The rule is that the lower the space's dimension, the less roomy is the outer half. It is for this reason the authors of tSNE decided not to stick with the older proposal.
(Aside: This article uses the word "roomy". The opposite of "roomy" is "crowded". The authors of tSNE use "crowded" or "crowding" in their papers.)
Still, there is a question. Why did the authors pick the Cauchy distribution (or the Student t distribution with 1 degree of freedom)? Suppose that x23 is near the origin, and x24 is far from the origin in the high-dimensional space. Then y23 ought to be near the origin, and y24 far from the origin in the low-dimension space, namely, R^2
But, as mentioned above, the outer half in a low-dimensional space (i.e., R^2) is not roomy. Therefore y24 must be positioned, not just far from the origin of R^2, but very, very far from the origin!
Notice that tSNE is causing a kind of distortion: x24 is merely far away from the origin of the high-dimensional space, but y24 is very, very far away! Such distortions happen in maps (or atlases or charts) as well. For example, Greenland is depicted almost as big as Africa on a map. In reality, Greenland is much smaller than Africa.
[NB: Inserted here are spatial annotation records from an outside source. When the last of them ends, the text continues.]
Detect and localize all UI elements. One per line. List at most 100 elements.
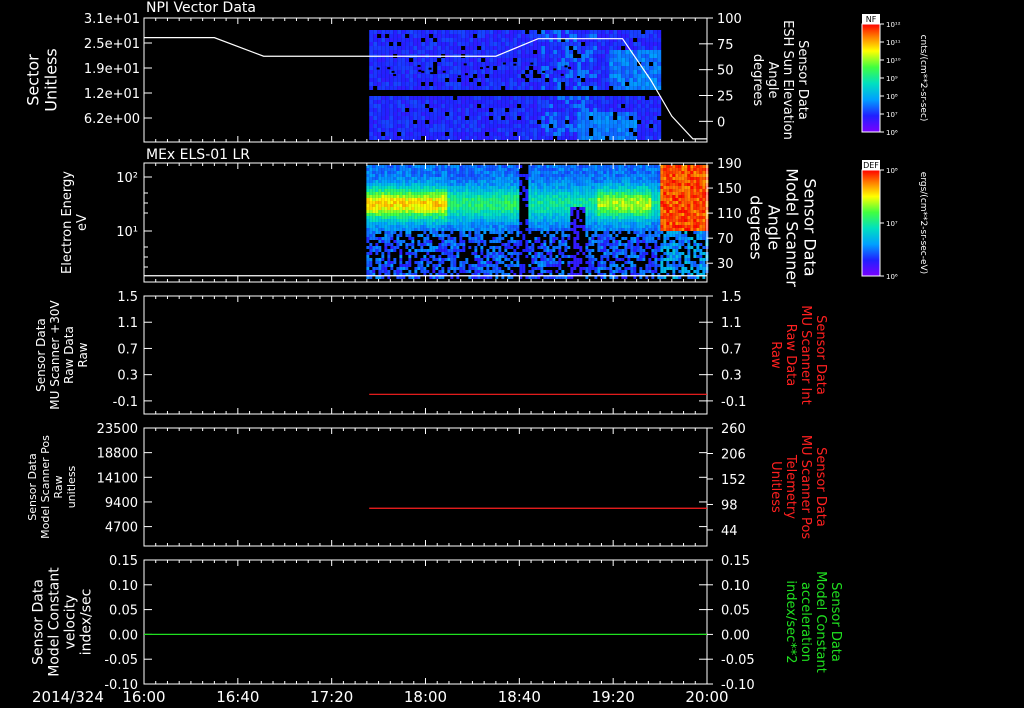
heat-cell [366, 276, 370, 279]
heat-cell [485, 46, 490, 50]
heat-cell [582, 210, 586, 213]
heat-cell [553, 42, 558, 46]
heat-cell [546, 228, 550, 231]
heat-cell [489, 120, 494, 124]
heat-cell [545, 74, 550, 78]
heat-cell [408, 276, 412, 279]
heat-cell [637, 30, 642, 34]
heat-cell [543, 252, 547, 255]
heat-cell [390, 180, 394, 183]
heat-cell [486, 195, 490, 198]
heat-cell [505, 132, 510, 136]
heat-cell [510, 189, 514, 192]
heat-cell [420, 243, 424, 246]
heat-cell [546, 165, 550, 168]
heat-cell [453, 252, 457, 255]
heat-cell [489, 58, 494, 62]
heat-cell [480, 267, 484, 270]
heat-cell [457, 30, 462, 34]
heat-cell [569, 82, 574, 86]
heat-cell [453, 78, 458, 82]
heat-cell [493, 62, 498, 66]
heat-cell [441, 100, 446, 104]
heat-cell [483, 198, 487, 201]
heat-cell [613, 34, 618, 38]
heat-cell [501, 216, 505, 219]
heat-cell [589, 34, 594, 38]
heat-cell [372, 231, 376, 234]
heat-cell [462, 252, 466, 255]
heat-cell [649, 50, 654, 54]
heat-cell [543, 237, 547, 240]
heat-cell [396, 207, 400, 210]
heat-cell [411, 231, 415, 234]
heat-cell [411, 168, 415, 171]
heat-cell [462, 276, 466, 279]
heat-cell [549, 189, 553, 192]
heat-cell [591, 186, 595, 189]
heat-cell [384, 201, 388, 204]
heat-cell [510, 213, 514, 216]
heat-cell [585, 168, 589, 171]
heat-cell [377, 136, 382, 140]
heat-cell [534, 168, 538, 171]
heat-cell [411, 177, 415, 180]
heat-cell [441, 213, 445, 216]
heat-cell [495, 228, 499, 231]
heat-cell [429, 180, 433, 183]
heat-cell [570, 270, 574, 273]
heat-cell [438, 267, 442, 270]
heat-cell [411, 186, 415, 189]
heat-cell [501, 270, 505, 273]
heat-gap [428, 67, 432, 70]
heat-cell [459, 210, 463, 213]
heat-cell [522, 252, 526, 255]
heat-cell [459, 213, 463, 216]
heat-cell [405, 70, 410, 74]
heat-cell [366, 240, 370, 243]
heat-cell [405, 267, 409, 270]
heat-cell [450, 237, 454, 240]
heat-cell [462, 258, 466, 261]
heat-cell [549, 192, 553, 195]
heat-cell [405, 225, 409, 228]
heat-cell [525, 276, 529, 279]
heat-cell [375, 207, 379, 210]
heat-cell [471, 270, 475, 273]
heat-cell [649, 38, 654, 42]
heat-cell [534, 183, 538, 186]
heat-cell [561, 108, 566, 112]
heat-cell [387, 255, 391, 258]
heat-cell [444, 234, 448, 237]
heat-cell [510, 171, 514, 174]
heat-cell [369, 267, 373, 270]
heat-cell [381, 177, 385, 180]
heat-cell [372, 207, 376, 210]
heat-cell [396, 192, 400, 195]
heat-cell [557, 124, 562, 128]
heat-cell [474, 255, 478, 258]
heat-cell [437, 120, 442, 124]
heat-cell [426, 189, 430, 192]
heat-cell [540, 198, 544, 201]
heat-cell [399, 237, 403, 240]
heat-gap [522, 76, 526, 79]
heat-cell [429, 165, 433, 168]
heat-cell [591, 219, 595, 222]
heat-cell [605, 108, 610, 112]
heat-cell [385, 38, 390, 42]
heat-cell [495, 192, 499, 195]
heat-cell [522, 180, 526, 183]
heat-cell [401, 34, 406, 38]
heat-cell [381, 183, 385, 186]
heat-cell [492, 234, 496, 237]
heat-cell [501, 264, 505, 267]
heat-cell [465, 42, 470, 46]
heat-cell [495, 186, 499, 189]
heat-cell [462, 237, 466, 240]
heat-cell [525, 78, 530, 82]
heat-cell [453, 255, 457, 258]
heat-cell [510, 219, 514, 222]
heat-cell [564, 216, 568, 219]
heat-cell [405, 100, 410, 104]
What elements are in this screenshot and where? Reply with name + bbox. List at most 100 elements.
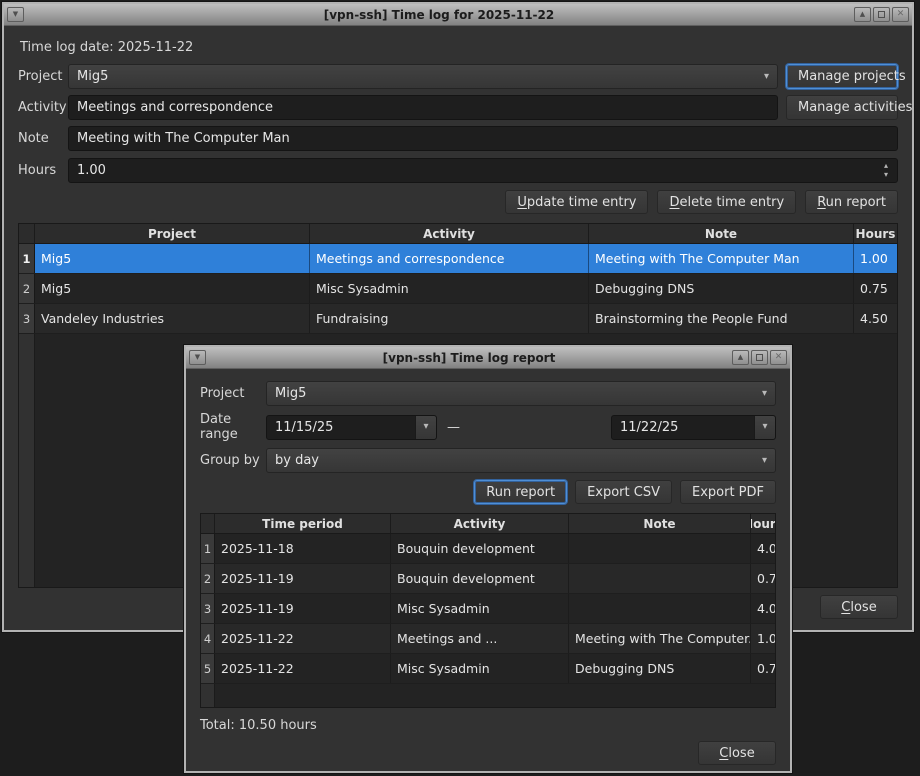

But a map distorts Greenland, such that Greenland is almost as big as Africa. tSNE causes the same kind of distortion of far-away points. Only the far-away points get distorted--tSNE is good with points that are near the origin.
So in R^2, y23 and y24 are very, very far away. Consider now the expression given in the older proposal:
probability that Ey23's outcome is y24 = softmax ( || y24 - y23 || / tau1 )
Because the softmax contains an exponential function with a negative argument, the probablity above will be unusually small, much smaller than the corresponding probability in the experiment Ex23 (i.e., the high-dimensional space's equivalent to Ey23).
So we want to use a different probability distribution that doesn't decay so rapidly when the argument is large. Or, in the terminology of statistics, we want a "heavy-tailed distribution." This is what the Cauchy distribution is--a heavy-tailed distribution, or a function that doesn't decay very rapidly when the argument is large.